In basketball, the term "gravity" is defined as the tendency of defenders to be pulled to certain areas of the floor, in this case wherever Sauce happens to standing. For the Sixers, getting as many high-gravity shooters on the floor at the same time as Okafor is imperative to the success of their offense.

Take a look at the two plays in the video below. In each clip, Okafor misses a shot from about 10 feet out, but ignore the result of the plays and instead pay attention to the respect Cleveland’s defense has to give Stauskas in the second clip versus the overwhelming lack of spacing created by JaKarr Sampson in the corner in the first clip:

If that were Stauskas in the corner instead of Sampson against Boston, that’s an easy kick out to the corner for an open three.

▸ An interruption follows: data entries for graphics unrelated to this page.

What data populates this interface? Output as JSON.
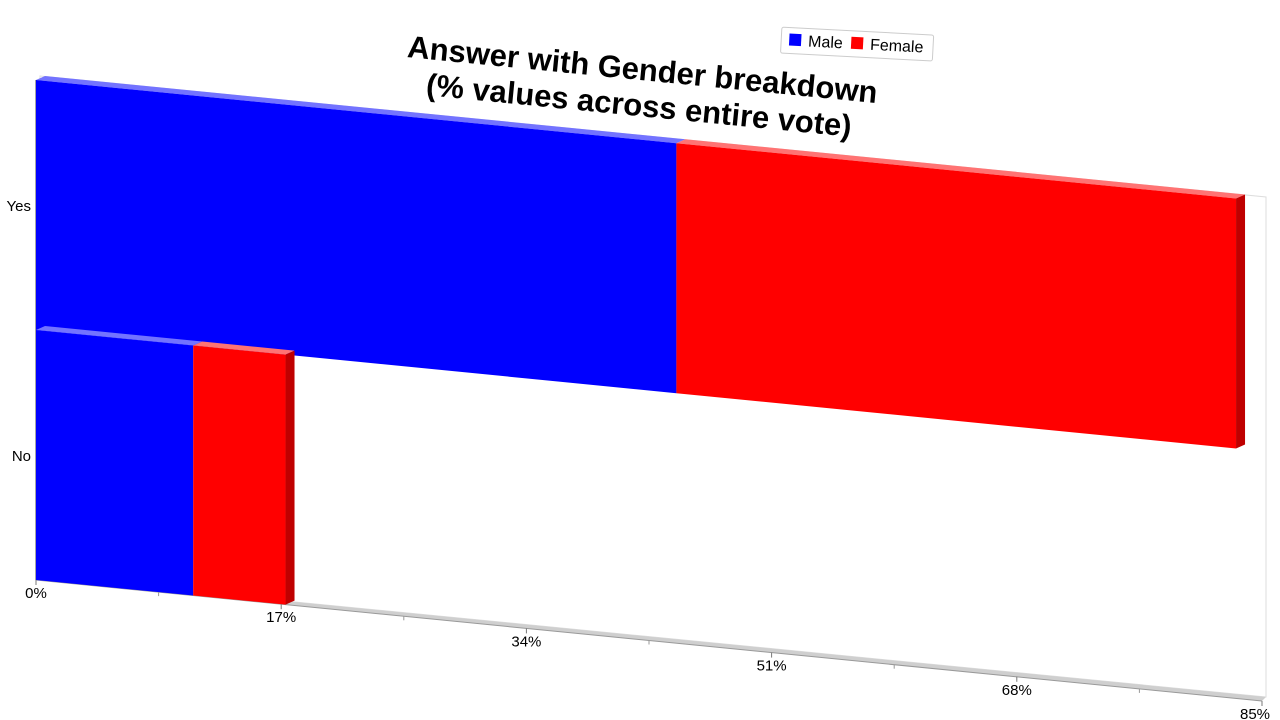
{
  "chart_data": {
    "type": "bar",
    "orientation": "horizontal",
    "stacked": true,
    "three_d": true,
    "title": [
      "Answer with Gender breakdown",
      "(% values across entire vote)"
    ],
    "categories": [
      "Yes",
      "No"
    ],
    "series": [
      {
        "name": "Male",
        "values": [
          44.4,
          10.9
        ],
        "color": "#0000ff"
      },
      {
        "name": "Female",
        "values": [
          38.8,
          6.4
        ],
        "color": "#ff0000"
      }
    ],
    "x_ticks": [
      "0%",
      "17%",
      "34%",
      "51%",
      "68%",
      "85%"
    ],
    "xlim": [
      0,
      85
    ],
    "grid": false,
    "legend_position": "top-right"
  }
}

Instead, Sampson, a career 21.3% shooter on corner threes,, abandons the spot and instead runs aimlessly into the paint, where Okafor is attempting to operate. In the play against the Jazz, we see Stauskas’ man, Alec Burks, remain glued to the sharpshooting wing, avoiding the temptation to help on Okafor. Jah settles for a tough shot over a dude with a 7’9" wingspan, but the paint was far less clogged in this example.

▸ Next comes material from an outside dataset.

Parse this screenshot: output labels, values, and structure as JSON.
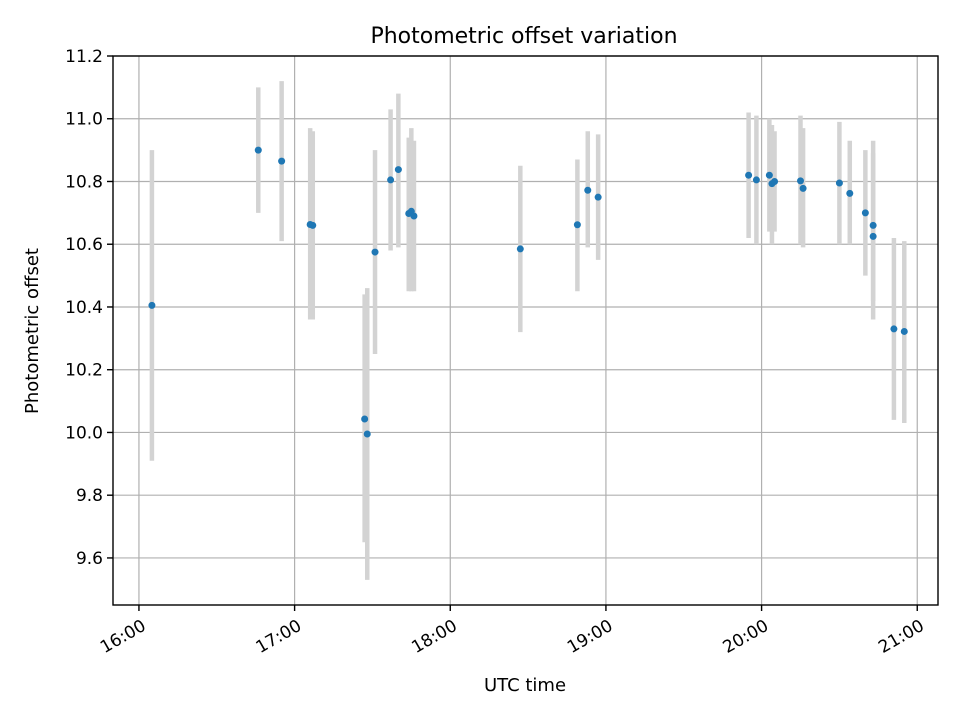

Since Sam Hinkie took over the reins of the franchise in 2013, a lot has been made of the team’s analytical approach to shot selection, and for good reason. The Sixers ranked near the top of the NBA in expected points per shot last season, in large part because of their aversion to the enemy of this website and bedfellow of Doug Collins, the long two. Just look at the evolution of the Sixers’ shot chart since Collins was hired in 2010 through the first two years of Hinkie/Brown:

The Sixers' three-and-rim system fits right in with Stauskas’ skill set, even beyond his ability to create space for Jahlil Okafor to create easy looks for himself around the basket. Through two games with the Sixers, he’s attempted 16 shots, all of which have come either from three-point range or from within five feet of the hoop. Last season with the Kings, though, almost 30% of his shots came from between five feet out and the three-point line. From that distance, he converted at just a 37.5% clip, averaging an abysmal .750 points per attempt. Within five feet, he shot 44.8%, and he converted 32.2% of the threes he attempted, bringing his efficiency on those shots to a respectable .942 points per attempt.

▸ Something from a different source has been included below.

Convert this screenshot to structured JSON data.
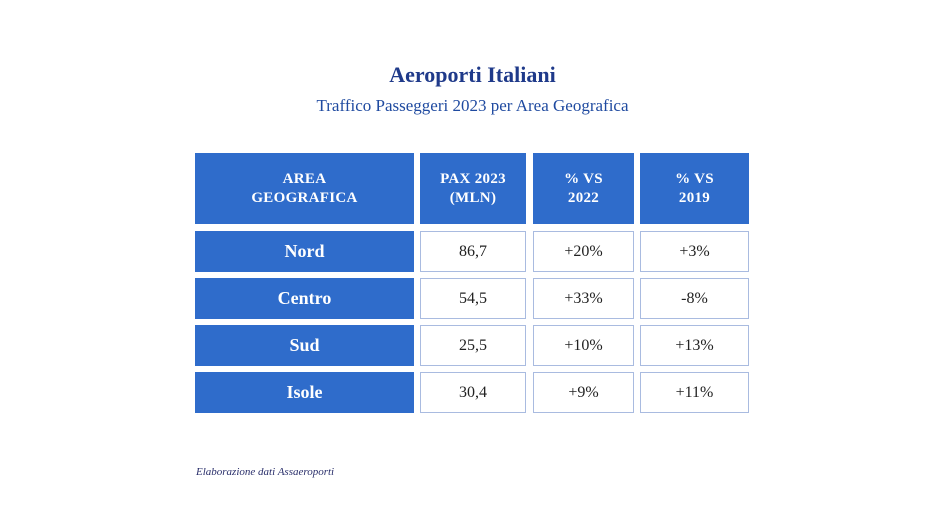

Beyond his ability as a scorer, Stauskas offers value to the Sixers as a secondary ball-handler. In his sophomore season at Michigan, he was called upon to help fill the massive hole at lead guard left by Trey Burke. Serving as the team’s de facto point guard for much of the year, he averaged 17.5 points on 47.0% from the floor and 44.2% from beyond the arc to go along with 3.3 assists to 1.9 turnovers per game. He’s an interesting player to use in the pick-and-roll because of his outstanding ability as a pull-up shooter and underrated vision and precision as a playmaker, and I fully expect to see him teamed up with Nerlens Noel as a roll man early and often this year.

We talk a lot around here about "The Process" – what exactly it is, whether or not it’s working, and why we should continue to trust it. We rail publicly against those who question the NBA legitimacy of players like JaKarr Sampson and Hollis Thompson while secretly wondering whether the Sixers’ lack of veteran leadership really is a problem like so many traditional media members loudly declare it is.

The Sixers happily ignore a dogma that places player-to-player mentorship and feigned competitiveness high upon its mantle, instead valuing roster and cap flexibility. It was that financial pliability that allowed them to acquire Stauskas, a future first-round pick, and two pick swaps in return for cap space (roughly $15.8 million of it) and the rights to two foreign dudes whose names I hadn’t even bothered committing to memory. 

Nik Stauskas is an embodiment of the process, and he’s also one of a handful of players on this roster who could still be here when it is complete.